San Francesco di Sales, che tra la fine del Cinquecento e il Seicento è all’origine di un avvicinamento tra la Chiesa e la sensibilità della gente del suo tempo in chiave tutta pastorale, scriveva saggiamente: «Bisogna non solo insegnare la verità ma anche commuovere; dar luce alla mente e anche calore al cuore. Per questo Dio mandò sui suoi apostoli le lingue di fuoco. Essi dovevano parlare con la lingua ma anche infiammare i cuori».

E troppo difficile farlo di fronte ad un’assemblea eterogenea e nel breve volgere di qualche minuto? Non lo credo. I cristiani, raccolti la domenica, hanno una domanda di fede nel loro cuore. D’altra parte la comunicazione della fede avviene di cuore in cuore e si fa con le parole. Le parole – specie quelle della predicazione– sono importanti. Tante testimonianze ci dicono come un’esistenza può cambiare per una parola ascoltata. Ma quella parola bisogna dirla! Così l’Autore colloca nel suo libro una richiesta semplice e fondamentale, che si deve sottolineare: «In predica parlateci del Vangelo, please».

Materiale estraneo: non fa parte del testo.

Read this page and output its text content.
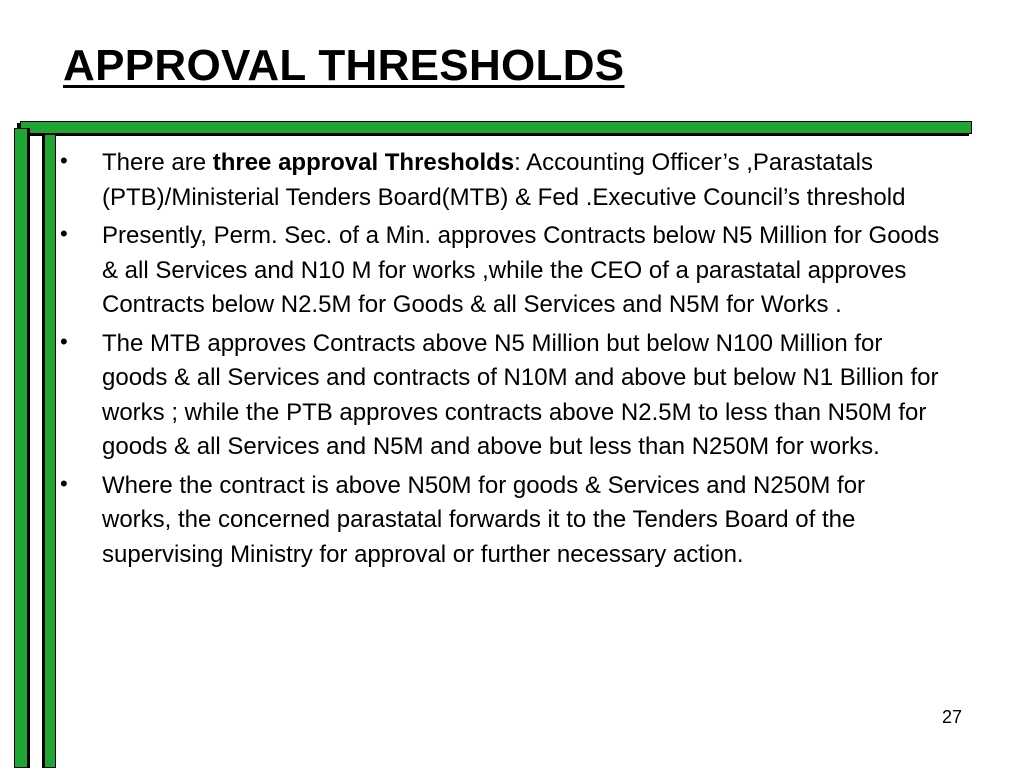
APPROVAL THRESHOLDS
•	There are three approval Thresholds: Accounting Officer’s ,Parastatals (PTB)/Ministerial Tenders Board(MTB) & Fed .Executive Council’s threshold
•	Presently, Perm. Sec. of a Min. approves Contracts below N5 Million for Goods & all Services and N10 M for works ,while the CEO of a parastatal approves Contracts below N2.5M for Goods & all Services and N5M for Works .
•	The MTB approves Contracts above N5 Million but below N100 Million for goods & all Services and contracts of N10M and above but below N1 Billion for works ; while the PTB approves contracts above N2.5M to less than N50M for goods & all Services and N5M and above but less than N250M for works.
•	Where the contract is above N50M for goods & Services and N250M for works, the concerned parastatal forwards it to the Tenders Board of the supervising Ministry for approval or further necessary action.
27
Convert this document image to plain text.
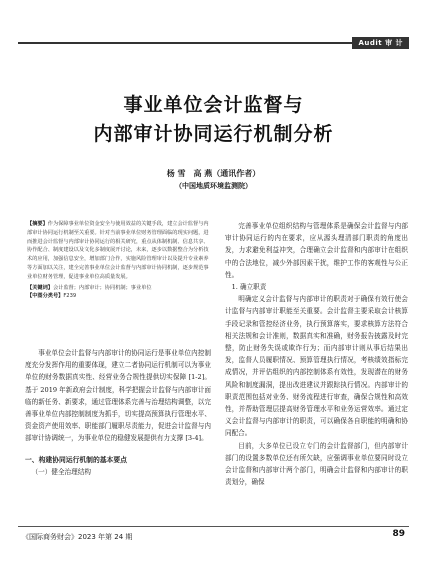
Audit 审 计
事业单位会计监督与
内部审计协同运行机制分析
杨 雪　高 燕（通讯作者）
（中国地质环境监测院）

【摘要】作为保障事业单位资金安全与使用效益的关键手段，建立会计监督与内部审计协同运行机制至关重要。针对当前事业单位财务管理面临的现实问题，进而推进会计监督与内部审计协同运行的相关研究，重点从体制机制、信息共享、协作配合、制度建设以及文化多制度展开讨论，未来，逐步以数据整合为分析技术的应用，加强信息安全，增加部门合作，实施风险管理审计以及提升专业素养等方面加以关注，建全完善事业单位会计监督与内部审计协同机制，逐步规范事业单位财务管理，促进事业单位高质量发展。

【关键词】会计监督；内部审计；协同机制；事业单位

【中图分类号】F239

事业单位会计监督与内部审计的协同运行是事业单位内控制度充分发挥作用的重要体现，建立二者协同运行机制可以为事业单位的财务数据真实性、经营业务合规性提供切实保障 [1-2]。基于 2019 年新政府会计制度，科学把握会计监督与内部审计面临的新任务、新要求，通过管理体系完善与治理结构调整，以完善事业单位内部控制制度为抓手，切实提高预算执行管理水平、资金资产使用效率、职能部门履职尽责能力，促进会计监督与内部审计协调统一，为事业单位的稳健发展提供有力支撑 [3-4]。

一、构建协同运行机制的基本要点

（一）健全治理结构

完善事业单位组织结构与管理体系是确保会计监督与内部审计协同运行的内在要求，应从源头理清部门职责的角度出发，力求避免利益冲突，合理确立会计监督和内部审计在组织中的合法地位，减少外部因素干扰，维护工作的客观性与公正性。

1. 确立职责

明确定义会计监督与内部审计的职责对于确保有效行使会计监督与内部审计职能至关重要。会计监督主要采取会计核算手段记录和管控经济业务，执行预算落实，要求核算方法符合相关法规和会计准则，数据真实和准确，财务报告披露及时完整，防止财务失误或欺诈行为；而内部审计则从事后结果出发，监督人员履职情况、预算管理执行情况，考核绩效指标完成情况，并评估组织的内部控制体系有效性，发现潜在的财务风险和制度漏洞，提出改进建议并跟踪执行情况。内部审计的职责范围包括对业务、财务流程进行审查，确保合规性和高效性，并帮助管理层提高财务管理水平和业务运营效率。通过定义会计监督与内部审计的职责，可以确保各自职能的明确和协同配合。

目前，大多单位已设立专门的会计监督部门，但内部审计部门的设置多数单位还有所欠缺，应强调事业单位要同时设立会计监督和内部审计两个部门，明确会计监督和内部审计的职责划分，确保

《国际商务财会》2023 年第 24 期	89
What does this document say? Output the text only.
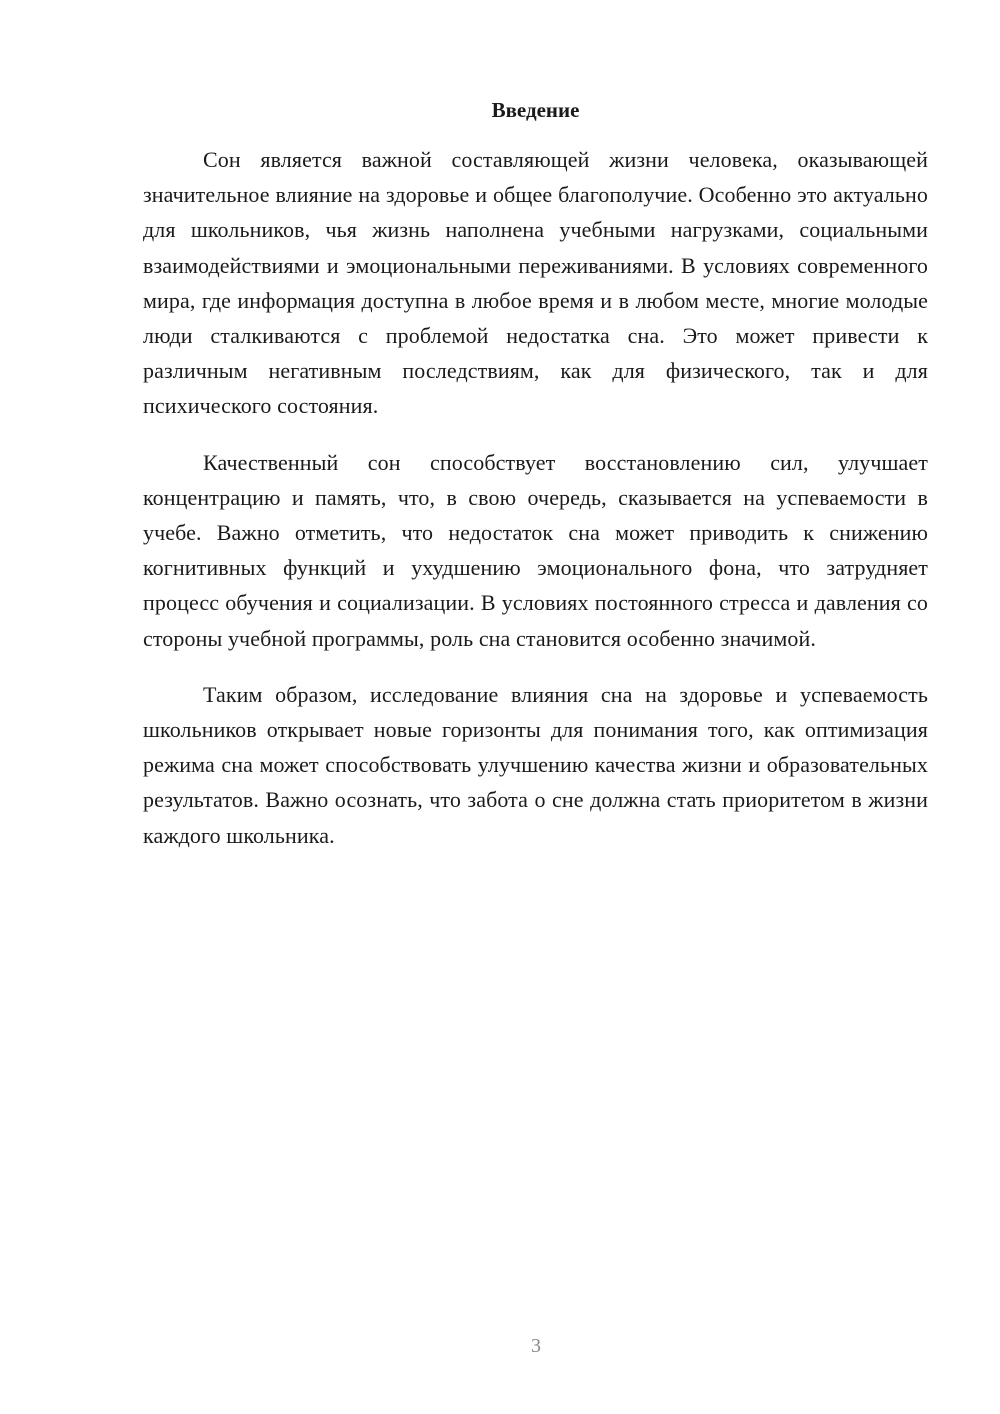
Введение

Сон является важной составляющей жизни человека, оказывающей значительное влияние на здоровье и общее благополучие. Особенно это актуально для школьников, чья жизнь наполнена учебными нагрузками, социальными взаимодействиями и эмоциональными переживаниями. В условиях современного мира, где информация доступна в любое время и в любом месте, многие молодые люди сталкиваются с проблемой недостатка сна. Это может привести к различным негативным последствиям, как для физического, так и для психического состояния.

Качественный сон способствует восстановлению сил, улучшает концентрацию и память, что, в свою очередь, сказывается на успеваемости в учебе. Важно отметить, что недостаток сна может приводить к снижению когнитивных функций и ухудшению эмоционального фона, что затрудняет процесс обучения и социализации. В условиях постоянного стресса и давления со стороны учебной программы, роль сна становится особенно значимой.

Таким образом, исследование влияния сна на здоровье и успеваемость школьников открывает новые горизонты для понимания того, как оптимизация режима сна может способствовать улучшению качества жизни и образовательных результатов. Важно осознать, что забота о сне должна стать приоритетом в жизни каждого школьника.

3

Spero che questo libro, scritto sorridendo e un poco soffrendo, faccia riflettere un po’ di più chi predica. Non si vuole sostituire alla responsabilità e al cuore degli uomini con la proposta di un metodo. Non si vuole sottovalutare la fatica di chi deve prendere la parola nella liturgia. L’ho letto come una riflessione amichevole. C’è anche la questione di come si ascolta la Parola di Dio e la predicazione, e di come vengono accolte da parte delle comunità; ma questo sarebbe il tema di un altro libro, questa volta, sui cristiani, in particolare i laici e su una fede che viene dall’ascolto. È certo che la predicazione è un problema di cui si dovrebbe parlare di più nelle assemblee del clero e dei vescovi. Sono, da parte mia, convinto che se nelle nostre chiese si celebrasse e si predicasse più degnamente, la nostra Chiesa avrebbe un grande nutrimento. Invece alla fine ci si preoccupa di tante cose, ma si rischia di trascurare l’unica necessaria.Non vorrei però che questo libro fosse preso solo come un atto d’accusa verso i predicatori. Con simpatia, l’Autore mette in luce la sete della Parola da parte del popolo di Dio. Ma le responsabilità non stanno solo da una parte. Forse, anche nel popolo di Dio, bisogna far crescere la dimensione dell’ascolto e ricordarsi che siamo tutti discepoli. Questa è la vera dimensione del cristiano: è stato chiamato cristiano ad Antiochia, ma è nato ben prima come discepolo sulle rive del mar di Gallica. C’è infatti bisogno di ascoltare di più e non solo di predicare meglio. Insomma c’è bisogno di prendere sul serio il Vangelo. Sant’Agostino, grande predicatore, chiedeva: «Vi sembra che sia più sacro il Corpo di Cristo o la Parola di Dio?». E rispondeva: «La Parola di Dio non è da meno del Corpo di Cristo. Non sarà meno colpevole chi avrà ascoltato con negligenza la Parola di colui che, per propria negligenza, avrà lasciato cadere in terra il Corpo di Cristo». Grave responsabilità per chi ascolta e per chi parla.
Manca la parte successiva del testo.